Corresponding points, &c.
“From Müller’s law,” Le Conte further says, “it is evident that each point—every rod or cone—in the retina has its invariable correspondent in the visual field, and vice versâ.”
|Law of visible direction.|
Le Conte’s law of visible direction states that, “Where the rays from any radiant strike the retina the impression is referred back along the ray line (the central ray of the pencil) into space, and therefore to its proper place.”
From these laws we understand why we see things in the relative positions which they occupy in space.

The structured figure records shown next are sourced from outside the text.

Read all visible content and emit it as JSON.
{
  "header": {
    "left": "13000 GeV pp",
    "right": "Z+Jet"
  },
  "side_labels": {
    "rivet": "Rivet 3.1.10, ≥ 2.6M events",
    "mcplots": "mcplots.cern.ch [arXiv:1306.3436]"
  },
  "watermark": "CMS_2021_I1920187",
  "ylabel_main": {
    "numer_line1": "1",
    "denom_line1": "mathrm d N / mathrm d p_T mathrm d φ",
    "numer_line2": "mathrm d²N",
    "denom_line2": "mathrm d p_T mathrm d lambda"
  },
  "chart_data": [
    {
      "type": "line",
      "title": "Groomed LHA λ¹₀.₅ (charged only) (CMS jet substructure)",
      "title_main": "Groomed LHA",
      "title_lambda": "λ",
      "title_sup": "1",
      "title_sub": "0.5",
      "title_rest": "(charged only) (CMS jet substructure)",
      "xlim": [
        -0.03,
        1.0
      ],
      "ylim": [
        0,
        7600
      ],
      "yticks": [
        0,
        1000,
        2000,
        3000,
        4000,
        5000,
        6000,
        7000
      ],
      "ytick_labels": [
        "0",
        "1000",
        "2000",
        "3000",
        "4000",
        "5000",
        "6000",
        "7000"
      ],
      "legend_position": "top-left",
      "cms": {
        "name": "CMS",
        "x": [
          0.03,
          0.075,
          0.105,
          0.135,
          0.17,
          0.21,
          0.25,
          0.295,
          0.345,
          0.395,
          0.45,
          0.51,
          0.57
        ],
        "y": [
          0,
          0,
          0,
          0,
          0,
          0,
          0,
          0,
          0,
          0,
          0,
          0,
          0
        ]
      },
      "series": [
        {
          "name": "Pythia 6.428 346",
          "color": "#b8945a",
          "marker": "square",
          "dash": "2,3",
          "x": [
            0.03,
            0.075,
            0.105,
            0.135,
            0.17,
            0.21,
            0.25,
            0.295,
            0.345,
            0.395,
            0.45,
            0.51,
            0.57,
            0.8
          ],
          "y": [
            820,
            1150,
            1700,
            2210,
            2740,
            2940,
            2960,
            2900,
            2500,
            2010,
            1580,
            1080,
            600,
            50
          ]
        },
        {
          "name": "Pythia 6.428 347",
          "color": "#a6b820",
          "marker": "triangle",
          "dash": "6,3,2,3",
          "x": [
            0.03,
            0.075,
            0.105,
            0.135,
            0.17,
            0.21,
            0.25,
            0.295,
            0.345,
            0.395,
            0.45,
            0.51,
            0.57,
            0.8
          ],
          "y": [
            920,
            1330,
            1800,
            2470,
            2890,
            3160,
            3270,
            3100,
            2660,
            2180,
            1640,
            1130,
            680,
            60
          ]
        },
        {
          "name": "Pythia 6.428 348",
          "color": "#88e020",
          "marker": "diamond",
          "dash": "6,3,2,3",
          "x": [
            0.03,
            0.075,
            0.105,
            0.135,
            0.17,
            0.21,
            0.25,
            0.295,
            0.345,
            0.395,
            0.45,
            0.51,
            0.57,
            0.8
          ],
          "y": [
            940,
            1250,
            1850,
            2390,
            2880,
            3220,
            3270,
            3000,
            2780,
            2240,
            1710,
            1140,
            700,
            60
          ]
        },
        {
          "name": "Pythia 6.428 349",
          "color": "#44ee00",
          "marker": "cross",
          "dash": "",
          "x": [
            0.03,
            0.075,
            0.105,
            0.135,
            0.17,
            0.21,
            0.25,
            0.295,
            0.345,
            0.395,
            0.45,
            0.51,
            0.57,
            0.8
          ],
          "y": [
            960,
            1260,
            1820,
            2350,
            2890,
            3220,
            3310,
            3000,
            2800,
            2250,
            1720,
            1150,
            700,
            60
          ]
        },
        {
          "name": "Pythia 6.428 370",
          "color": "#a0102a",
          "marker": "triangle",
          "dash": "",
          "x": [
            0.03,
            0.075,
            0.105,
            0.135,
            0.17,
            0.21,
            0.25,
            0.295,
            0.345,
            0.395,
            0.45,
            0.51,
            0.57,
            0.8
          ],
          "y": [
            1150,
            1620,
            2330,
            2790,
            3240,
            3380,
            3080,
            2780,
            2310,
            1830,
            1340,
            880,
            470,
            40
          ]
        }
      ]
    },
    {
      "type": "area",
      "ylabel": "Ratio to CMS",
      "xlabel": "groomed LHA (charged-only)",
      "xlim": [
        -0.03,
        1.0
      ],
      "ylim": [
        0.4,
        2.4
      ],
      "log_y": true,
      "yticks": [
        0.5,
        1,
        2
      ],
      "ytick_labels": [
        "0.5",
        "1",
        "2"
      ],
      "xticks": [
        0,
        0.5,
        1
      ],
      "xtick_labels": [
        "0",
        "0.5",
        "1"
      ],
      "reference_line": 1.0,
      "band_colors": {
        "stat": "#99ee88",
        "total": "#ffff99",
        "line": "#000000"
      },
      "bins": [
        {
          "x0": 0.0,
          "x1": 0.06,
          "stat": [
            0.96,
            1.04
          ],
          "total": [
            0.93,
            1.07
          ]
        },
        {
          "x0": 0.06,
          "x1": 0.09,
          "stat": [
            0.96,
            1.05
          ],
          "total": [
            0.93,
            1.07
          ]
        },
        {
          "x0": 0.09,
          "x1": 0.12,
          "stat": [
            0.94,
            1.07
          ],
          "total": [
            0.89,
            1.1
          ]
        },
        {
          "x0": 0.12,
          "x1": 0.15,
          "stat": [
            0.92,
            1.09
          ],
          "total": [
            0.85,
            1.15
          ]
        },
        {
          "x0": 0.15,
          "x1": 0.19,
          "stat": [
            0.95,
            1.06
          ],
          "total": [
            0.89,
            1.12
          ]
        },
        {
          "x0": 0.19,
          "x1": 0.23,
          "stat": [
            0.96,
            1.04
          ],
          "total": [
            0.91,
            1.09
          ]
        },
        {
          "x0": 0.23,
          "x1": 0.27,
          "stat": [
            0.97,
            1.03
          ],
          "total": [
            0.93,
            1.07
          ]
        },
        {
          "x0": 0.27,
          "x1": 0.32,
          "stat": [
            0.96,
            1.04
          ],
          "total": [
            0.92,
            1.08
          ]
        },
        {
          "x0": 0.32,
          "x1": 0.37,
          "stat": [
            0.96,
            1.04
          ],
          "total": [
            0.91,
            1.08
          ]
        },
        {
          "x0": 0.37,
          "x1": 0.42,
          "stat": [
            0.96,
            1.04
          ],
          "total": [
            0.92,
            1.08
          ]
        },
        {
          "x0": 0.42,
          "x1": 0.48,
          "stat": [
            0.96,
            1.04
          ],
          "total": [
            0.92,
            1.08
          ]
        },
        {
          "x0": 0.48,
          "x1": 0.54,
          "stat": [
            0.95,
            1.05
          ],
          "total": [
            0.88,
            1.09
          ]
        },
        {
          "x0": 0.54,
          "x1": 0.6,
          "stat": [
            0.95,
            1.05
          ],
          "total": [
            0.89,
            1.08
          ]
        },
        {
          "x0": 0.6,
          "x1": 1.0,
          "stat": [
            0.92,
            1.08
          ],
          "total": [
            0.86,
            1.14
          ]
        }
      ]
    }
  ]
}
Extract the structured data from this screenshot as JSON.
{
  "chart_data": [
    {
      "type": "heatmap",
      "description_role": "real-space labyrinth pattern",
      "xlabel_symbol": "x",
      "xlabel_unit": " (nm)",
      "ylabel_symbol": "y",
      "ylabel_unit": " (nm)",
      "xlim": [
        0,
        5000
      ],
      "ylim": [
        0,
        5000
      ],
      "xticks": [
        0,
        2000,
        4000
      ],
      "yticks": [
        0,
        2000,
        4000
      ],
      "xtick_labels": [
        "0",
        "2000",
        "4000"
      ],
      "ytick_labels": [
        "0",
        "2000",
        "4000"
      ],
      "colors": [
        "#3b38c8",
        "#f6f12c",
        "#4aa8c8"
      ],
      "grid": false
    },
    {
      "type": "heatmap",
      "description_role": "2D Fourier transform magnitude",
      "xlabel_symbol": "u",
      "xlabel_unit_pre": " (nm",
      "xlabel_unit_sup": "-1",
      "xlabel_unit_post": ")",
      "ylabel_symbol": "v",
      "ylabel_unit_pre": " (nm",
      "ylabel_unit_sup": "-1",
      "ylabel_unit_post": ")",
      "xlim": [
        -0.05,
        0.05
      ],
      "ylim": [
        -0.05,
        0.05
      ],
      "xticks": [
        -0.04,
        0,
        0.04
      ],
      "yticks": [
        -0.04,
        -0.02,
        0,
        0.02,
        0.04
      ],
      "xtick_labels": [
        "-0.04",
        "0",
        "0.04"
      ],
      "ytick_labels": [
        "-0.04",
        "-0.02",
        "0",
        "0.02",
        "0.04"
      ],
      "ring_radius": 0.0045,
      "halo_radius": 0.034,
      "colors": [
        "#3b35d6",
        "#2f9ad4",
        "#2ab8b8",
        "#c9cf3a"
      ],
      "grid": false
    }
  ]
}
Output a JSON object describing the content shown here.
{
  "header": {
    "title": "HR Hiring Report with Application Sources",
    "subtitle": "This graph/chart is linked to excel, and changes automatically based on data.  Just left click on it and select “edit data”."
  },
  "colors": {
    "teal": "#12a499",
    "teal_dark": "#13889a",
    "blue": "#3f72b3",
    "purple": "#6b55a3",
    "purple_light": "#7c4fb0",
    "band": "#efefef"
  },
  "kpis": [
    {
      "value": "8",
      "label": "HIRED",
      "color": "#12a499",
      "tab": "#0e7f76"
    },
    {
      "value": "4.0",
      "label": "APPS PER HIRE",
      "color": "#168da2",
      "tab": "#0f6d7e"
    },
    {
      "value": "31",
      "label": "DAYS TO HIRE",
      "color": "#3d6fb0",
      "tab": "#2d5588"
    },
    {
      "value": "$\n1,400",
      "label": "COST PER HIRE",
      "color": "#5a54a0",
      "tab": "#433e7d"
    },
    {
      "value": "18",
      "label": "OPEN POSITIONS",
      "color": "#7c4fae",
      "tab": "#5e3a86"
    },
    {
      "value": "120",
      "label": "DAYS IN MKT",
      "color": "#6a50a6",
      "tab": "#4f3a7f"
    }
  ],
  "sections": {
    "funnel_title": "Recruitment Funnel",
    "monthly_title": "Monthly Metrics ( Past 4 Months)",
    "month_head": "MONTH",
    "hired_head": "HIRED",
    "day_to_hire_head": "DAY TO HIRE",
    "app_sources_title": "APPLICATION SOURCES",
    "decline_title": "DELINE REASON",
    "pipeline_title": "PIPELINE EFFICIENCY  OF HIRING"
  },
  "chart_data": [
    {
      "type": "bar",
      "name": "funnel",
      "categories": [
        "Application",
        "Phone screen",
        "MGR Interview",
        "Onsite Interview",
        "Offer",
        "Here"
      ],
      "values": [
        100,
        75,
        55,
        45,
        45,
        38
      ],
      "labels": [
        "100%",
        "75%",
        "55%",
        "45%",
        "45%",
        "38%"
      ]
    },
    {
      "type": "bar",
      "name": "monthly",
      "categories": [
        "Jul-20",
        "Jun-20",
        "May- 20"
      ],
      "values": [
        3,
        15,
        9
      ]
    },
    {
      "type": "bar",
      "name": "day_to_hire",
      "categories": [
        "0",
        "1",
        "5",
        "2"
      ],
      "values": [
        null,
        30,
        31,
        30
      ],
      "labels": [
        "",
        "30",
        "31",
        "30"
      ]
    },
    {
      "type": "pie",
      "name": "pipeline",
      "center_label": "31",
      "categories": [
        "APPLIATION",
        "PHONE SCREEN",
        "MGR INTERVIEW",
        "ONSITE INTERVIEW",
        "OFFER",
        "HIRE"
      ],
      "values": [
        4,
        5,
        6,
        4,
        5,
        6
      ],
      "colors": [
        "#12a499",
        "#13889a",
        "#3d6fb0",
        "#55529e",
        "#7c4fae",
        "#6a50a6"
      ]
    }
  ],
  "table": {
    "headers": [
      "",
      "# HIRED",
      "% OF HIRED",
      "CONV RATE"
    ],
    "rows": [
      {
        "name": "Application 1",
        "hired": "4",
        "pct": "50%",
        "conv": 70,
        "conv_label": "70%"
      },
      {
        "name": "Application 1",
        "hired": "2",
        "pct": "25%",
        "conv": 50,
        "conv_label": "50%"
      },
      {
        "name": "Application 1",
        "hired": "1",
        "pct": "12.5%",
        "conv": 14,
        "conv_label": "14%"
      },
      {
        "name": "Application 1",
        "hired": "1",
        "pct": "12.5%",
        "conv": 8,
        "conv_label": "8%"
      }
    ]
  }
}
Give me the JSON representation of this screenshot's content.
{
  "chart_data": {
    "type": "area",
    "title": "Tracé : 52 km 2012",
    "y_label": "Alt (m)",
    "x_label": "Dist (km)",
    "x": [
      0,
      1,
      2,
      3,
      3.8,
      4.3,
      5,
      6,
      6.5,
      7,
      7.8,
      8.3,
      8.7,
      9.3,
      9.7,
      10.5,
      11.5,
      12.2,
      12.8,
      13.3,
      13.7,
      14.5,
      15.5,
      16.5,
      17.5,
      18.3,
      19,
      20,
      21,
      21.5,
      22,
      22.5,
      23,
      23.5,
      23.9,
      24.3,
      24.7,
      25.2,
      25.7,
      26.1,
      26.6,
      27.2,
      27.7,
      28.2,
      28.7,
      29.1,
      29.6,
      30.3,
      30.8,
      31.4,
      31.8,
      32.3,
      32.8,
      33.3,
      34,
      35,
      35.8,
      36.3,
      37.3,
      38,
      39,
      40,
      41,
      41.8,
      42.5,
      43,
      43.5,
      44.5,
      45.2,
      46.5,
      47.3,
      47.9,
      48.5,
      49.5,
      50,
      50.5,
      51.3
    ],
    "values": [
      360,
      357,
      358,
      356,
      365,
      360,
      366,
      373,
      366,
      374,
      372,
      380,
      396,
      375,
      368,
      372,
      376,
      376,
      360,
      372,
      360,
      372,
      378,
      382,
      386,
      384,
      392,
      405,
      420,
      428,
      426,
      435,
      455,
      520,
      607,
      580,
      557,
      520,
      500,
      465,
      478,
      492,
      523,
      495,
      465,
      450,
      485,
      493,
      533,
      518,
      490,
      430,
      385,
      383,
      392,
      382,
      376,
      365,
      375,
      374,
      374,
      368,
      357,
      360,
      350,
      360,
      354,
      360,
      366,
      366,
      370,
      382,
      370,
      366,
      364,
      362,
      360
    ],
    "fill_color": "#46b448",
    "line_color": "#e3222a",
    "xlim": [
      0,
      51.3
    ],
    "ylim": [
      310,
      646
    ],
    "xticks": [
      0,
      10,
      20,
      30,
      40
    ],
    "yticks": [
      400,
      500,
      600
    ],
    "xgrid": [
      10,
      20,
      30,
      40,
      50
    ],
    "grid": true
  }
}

All the previous remarks are applicable to monocular vision.
C. Intensity.
Intensity.
A quotation from Helmholtz will best illustrate this point. He says, “If the artist is to imitate exactly the impression which the object produces on our eye, he ought to be able to dispose of brightness and darkness equal to that which nature offers. But of this there can be no idea. Let me give a case in point. Let there be in a picture-gallery a desert scene, in which a procession of Bedouins, shrouded in white, and of dark negroes, marches under the burning sunshine; close to it a bluish moonlight scene, where the moon is reflected in the water, and groups of trees, and human forms, are seen to be faintly indicated in the darkness. You know from experience that both pictures, if they are well done, can produce with surprising vividness the representation of their objects; and yet in both pictures the brightest parts are produced with the same white lead, which is but slightly altered by admixtures; while the darkest parts are produced with black. Both being hung on the same wall, share the same light, and the brightest as well as the darkest parts of the two scarcely differ as concerns the degree of their brightness.
How is it, however, with the actual degrees of brightness represented. The relation between the lightness of the sun’s light, and that of the moon, was measured by Wollaston, who compared their intensities with that of the light of candles of the same material. He thus found that the luminosity of the sun is 800,000 times that of the brightest light of a full moon.